Part of my compositional process when it comes to generating ideas is to always make notes on whatever could kickstart a possible piece, whether that be a book I'm reading, an article I saw online, a painting or a poem. Building up this bank of ideas is incredibly useful in getting the actual writing process started, and this is what helped me with the piece I ended up writing for the BCMG. I had recently come across the Maya Angelou poem 'Caged Bird' - its heartfelt and heart-breaking description of freedom, and the subtextual implications of what freedom allows, is what moved me to write a piece inspired by it.


The ‘free bird’, daring to ‘claim the sky’, represents the importance of liberty in aiming for and achieving one’s goals, whilst the ‘caged bird’, with clipped wings and tied feet, is left to stand ‘on the grave of dreams’. The following comes from the programme note of the piece:

Purity of sound and harmony was the main focus of this work. The piece grew from the exploration of sonorities throughout the ensemble, rather than from a pre-planned concept of structure or thematic development. Much like the story of a person’s life, the piece grows from the early material and moves onwards, but the sounds explored in the early stages are crucial in developing the music and ultimately taking it to where it ends.


Despite the rather unusual circumstances of the workshop itself (socially-distanced, masks, and being unable to have many observers in the room), the session was incredibly productive and valuable. Perhaps the relative simplicity of the composition itself allowed for a smooth workshop, as there were no complicated or convoluted notations used in the score requiring lengthy discussion and interpretation, allowing us to focus on getting the piece into shape in a relatively short space of time.

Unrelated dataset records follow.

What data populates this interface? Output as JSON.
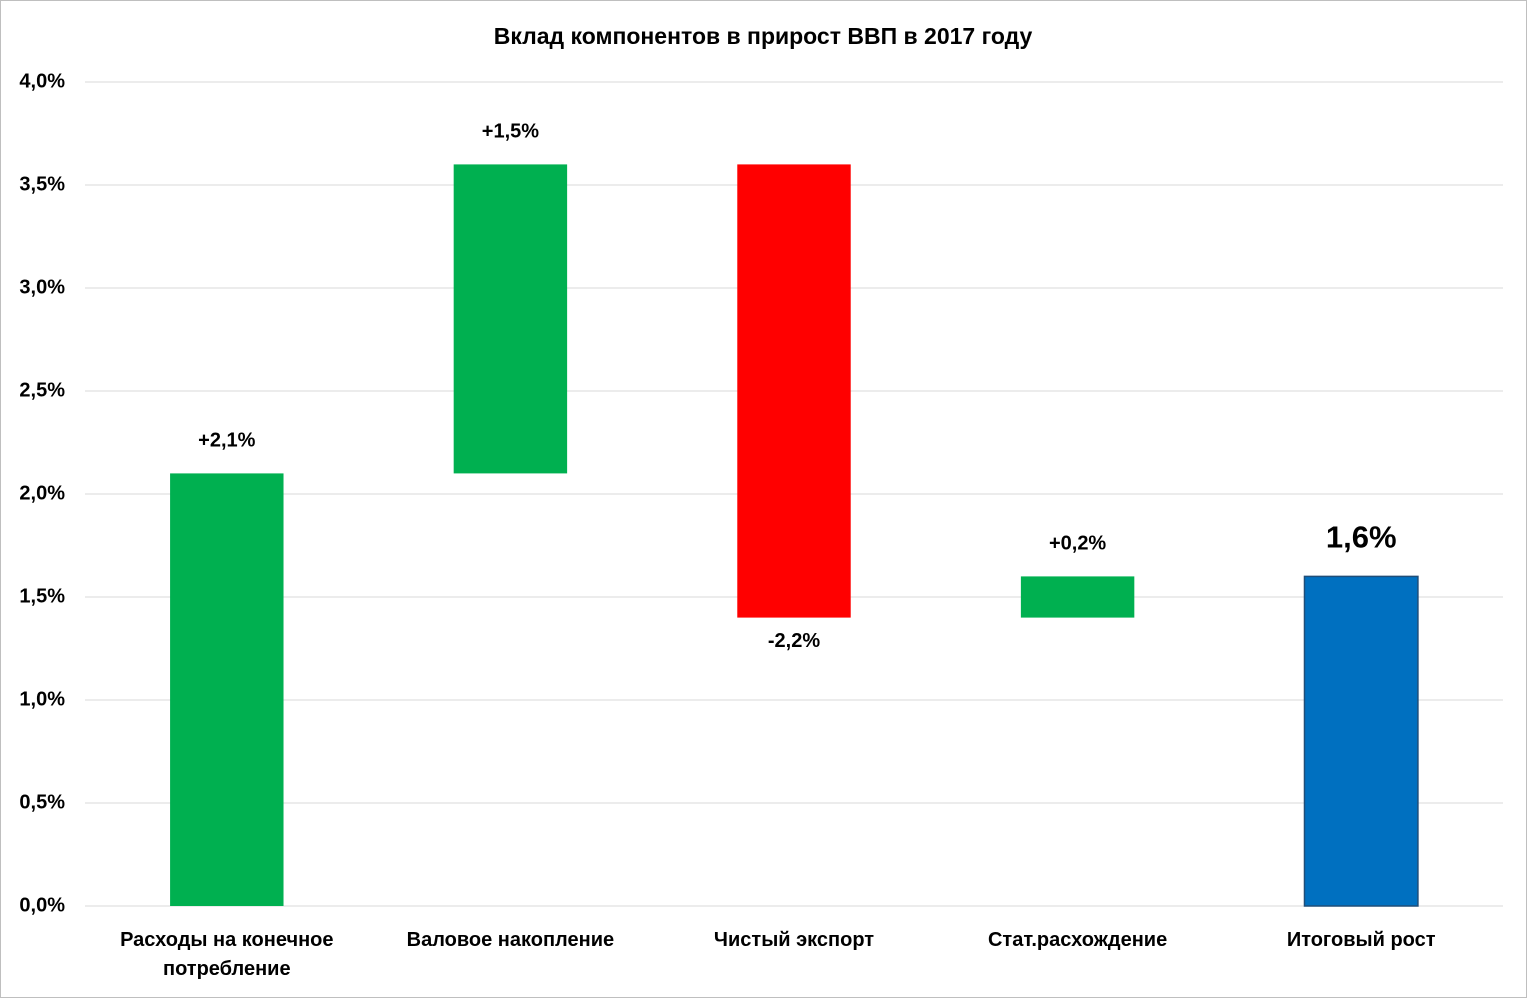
{
  "chart_data": {
    "type": "waterfall",
    "title": "Вклад компонентов  в прирост ВВП в 2017 году",
    "categories": [
      "Расходы на конечное потребление",
      "Валовое накопление",
      "Чистый экспорт",
      "Стат.расхождение",
      "Итоговый рост"
    ],
    "values": [
      2.1,
      1.5,
      -2.2,
      0.2,
      1.6
    ],
    "value_labels": [
      "+2,1%",
      "+1,5%",
      "-2,2%",
      "+0,2%",
      "1,6%"
    ],
    "measure": [
      "relative",
      "relative",
      "relative",
      "relative",
      "total"
    ],
    "colors": [
      "#00b050",
      "#00b050",
      "#ff0000",
      "#00b050",
      "#0070c0"
    ],
    "ylim": [
      0,
      4
    ],
    "yticks": [
      {
        "value": 0,
        "label": "0,0%"
      },
      {
        "value": 0.5,
        "label": "0,5%"
      },
      {
        "value": 1,
        "label": "1,0%"
      },
      {
        "value": 1.5,
        "label": "1,5%"
      },
      {
        "value": 2,
        "label": "2,0%"
      },
      {
        "value": 2.5,
        "label": "2,5%"
      },
      {
        "value": 3,
        "label": "3,0%"
      },
      {
        "value": 3.5,
        "label": "3,5%"
      },
      {
        "value": 4,
        "label": "4,0%"
      }
    ],
    "grid": true
  }
}
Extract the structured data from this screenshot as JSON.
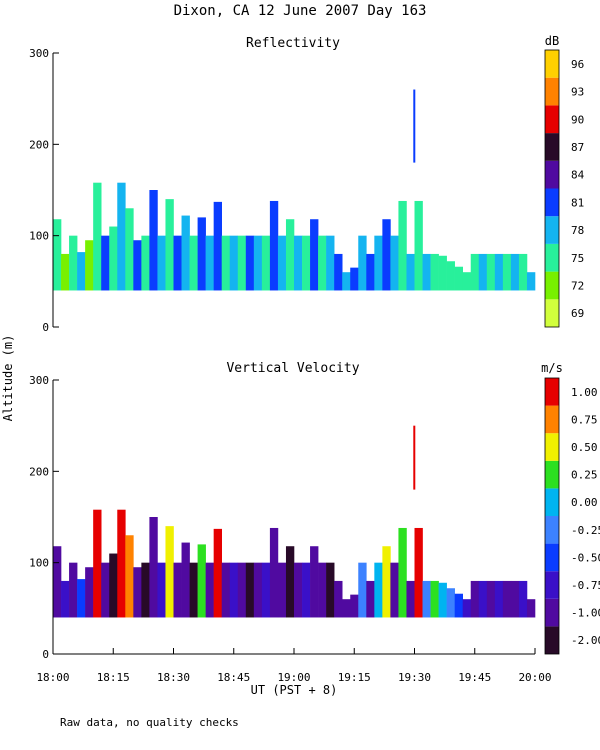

The other piece I workshopped earlier this month was a piano trio, written for the critically acclaimed Amatis Trio, titled Chaos Theory. This piece was submitted in December 2020 as the first of four pieces making up my postgraduate portfolio. The main idea behind this piece was to harness my chaotic thoughts and feelings I was experiencing during the nation-wide lockdown late last year, and develop them into sounds consisting of underlying patterns, connected materials and repetition. The opening and closing sections of the piece are strongly influenced by minimalism and impressionism, though with plenty of Henry Cowell-esque gestures in the piano contrasting with the more thematic material in the strings. The extensive use of the inside of the piano meant the writing experience was more like that of a quartet than a trio, allowing for a certain creative freedom when it came to manifesting my musical ideas.


I included a number of extended/contemporary techniques in this piece, and for many of these there are no standard forms of notation, which meant that I had plenty of choices to make as to which would be most effective in conveying my intentions to the performers. I used square noteheads to indicate scratch tones in the strings, 'X' inside noteheads to indicate air tones, and slanted rectangular noteheads in the piano showed where strings of the piano should be slapped using the palm of the hand in the approximate pitch indicated.


Overall, the composition of this piece was a learning curve in terms of writing creatively for common instruments in unorthodox ways, as I normally gravitate towards writing in a heavily thematic/melodic manner.


As for the workshop, despite being held virtually over a Zoom call, it was hugely rewarding to, firstly, work with such fantastic and dedicated musicians, and, secondly, to hear my experimental ideas interpreted by others. The performance of this piece was not as straight-forward as that of my BCMG piece, as this was far more ambitious, but I learnt a great deal about the possibilities and capabilities of the violin and cello (neither of which I play), and the opinions of a professional pianist on what is possible and what can be problematic when switching between playing on the keyboard and playing inside the piano itself.


This piece has acted almost as a gateway for me to continue writing more ambitiously and creatively for 'conventional' instruments, as there is so much that can be explored and tried out. The possibilities are endless.